WASHINGTON - Senior Senate Democrats at work with White House officials on health care legislation are strongly considering a requirement for the federal government to sell insurance in direct competition with private industry, officials said Thursday, with individual states permitted to drop out of the system.
Liberals in Congress long have viewed such an approach, called a public option, as an essential ingredient of the effort to overhaul the nation's health care system, and President Barack Obama has said frequently he favors it. But he has also made clear it is not essential to the legislation he seeks, a gesture to Democratic moderates who have opposed it.
Sens. Ben Nelson, D-Neb., and Kent Conrad, D-N.D., said in separate interviews they had been told the plan was drawing interest in the private negotiations unfolding in an ornate room in the Capitol down the hall from the Senate chamber.
The final decision is up to Senate Majority Leader Harry Reid, D-Nev., who led a delegation of Democrats to the White House late in the day to discuss health care with Obama.
"I'm not part of those discussions. What I'm hearing is that this is the direction of the conversation," said Conrad, who supports an alternative approach under which nonprofit co-ops would compete with private industry.
"I keep hearing there is a lot of leaning toward some sort of national public option, unfortunately, from my standpoint," Nelson said.
The White House declined to comment.
Reid's office did likewise, and the Nevada Democrat left the White House without talking with reporters.
Several officials said no final decisions had been made about including the so-called public option into the legislation. In the extraordinarily complicated atmosphere surrounding health care, one possibility seemed to be that the idea of a public option was being given wide circulation to see whether it could attract enough support to survive on the Senate floor.
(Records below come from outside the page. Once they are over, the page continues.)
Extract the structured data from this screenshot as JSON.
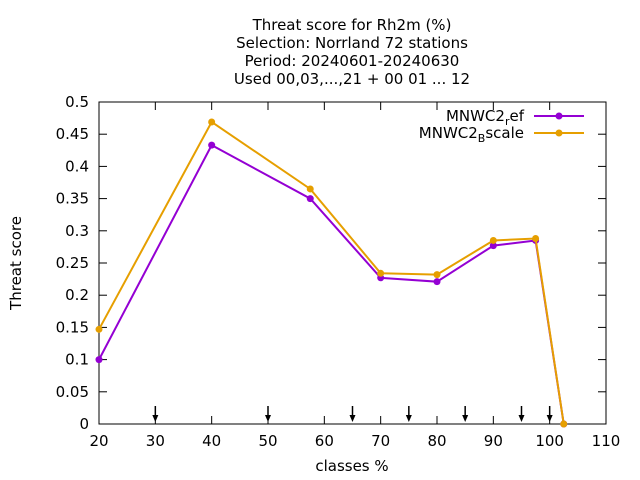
{
  "chart_data": {
    "type": "line",
    "title_lines": [
      "Threat score  for Rh2m (%)",
      "Selection: Norrland      72 stations",
      "Period: 20240601-20240630",
      "Used 00,03,...,21 + 00 01 ... 12"
    ],
    "xlabel": "classes %",
    "ylabel": "Threat score",
    "xlim": [
      20,
      110
    ],
    "ylim": [
      0,
      0.5
    ],
    "xticks": [
      20,
      30,
      40,
      50,
      60,
      70,
      80,
      90,
      100,
      110
    ],
    "yticks": [
      0,
      0.05,
      0.1,
      0.15,
      0.2,
      0.25,
      0.3,
      0.35,
      0.4,
      0.45,
      0.5
    ],
    "ytick_labels": [
      "0",
      "0.05",
      "0.1",
      "0.15",
      "0.2",
      "0.25",
      "0.3",
      "0.35",
      "0.4",
      "0.45",
      "0.5"
    ],
    "arrows_x": [
      30,
      50,
      65,
      75,
      85,
      95,
      100
    ],
    "legend_position": "top-right",
    "grid": false,
    "series": [
      {
        "name_base": "MNWC2",
        "name_sub": "r",
        "name_tail": "ef",
        "color": "#9400d3",
        "x": [
          20,
          40,
          57.5,
          70,
          80,
          90,
          97.5,
          102.5
        ],
        "y": [
          0.1,
          0.433,
          0.35,
          0.227,
          0.221,
          0.277,
          0.285,
          0.0
        ]
      },
      {
        "name_base": "MNWC2",
        "name_sub": "B",
        "name_tail": "scale",
        "color": "#e69f00",
        "x": [
          20,
          40,
          57.5,
          70,
          80,
          90,
          97.5,
          102.5
        ],
        "y": [
          0.147,
          0.469,
          0.365,
          0.234,
          0.232,
          0.285,
          0.288,
          0.0
        ]
      }
    ]
  }
}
If not, it surely would be jettisoned beforehand, with liberals urged to accept something less or risk defeat of health care legislation. There is little margin for error among Obama's allies in the Senate as they confront nearly unanimous Republican opposition.
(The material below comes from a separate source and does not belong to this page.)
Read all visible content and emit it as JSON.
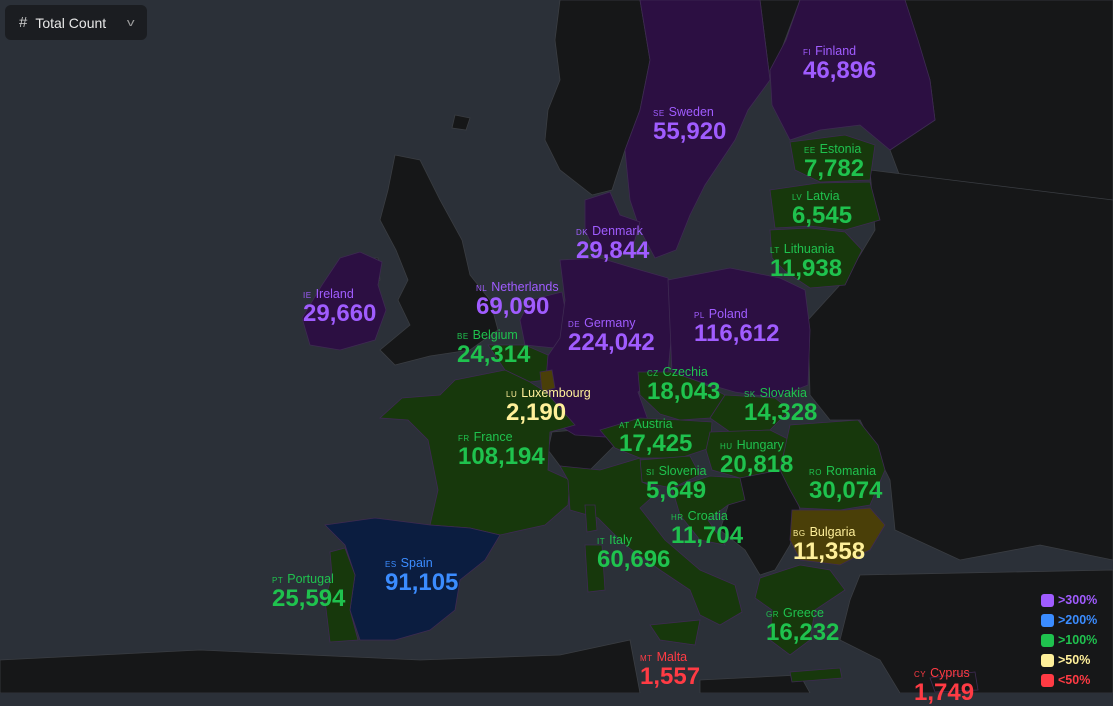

Democratic moderates are skeptical of allowing the government to sell insurance, concerned that it would mark an unwarranted federal intrusion into the private marketplace. And even if they agreed, it would raise questions of payment rates for doctors, hospitals and other providers.
Conrad, for example, has said repeatedly he could not accept a plan with payments tied to Medicare, the federal health care program for the elderly, because rates in North Dakota are too low to give doctors an incentive to treat additional patients.
The public option issue has been one of the most vexing of the yearlong effort by Obama and his Democratic allies in Congress to remake the nation's health care system.
Legislation taking shape in the House is also expected to include a public option, although it is unlikely states will be allowed to opt out.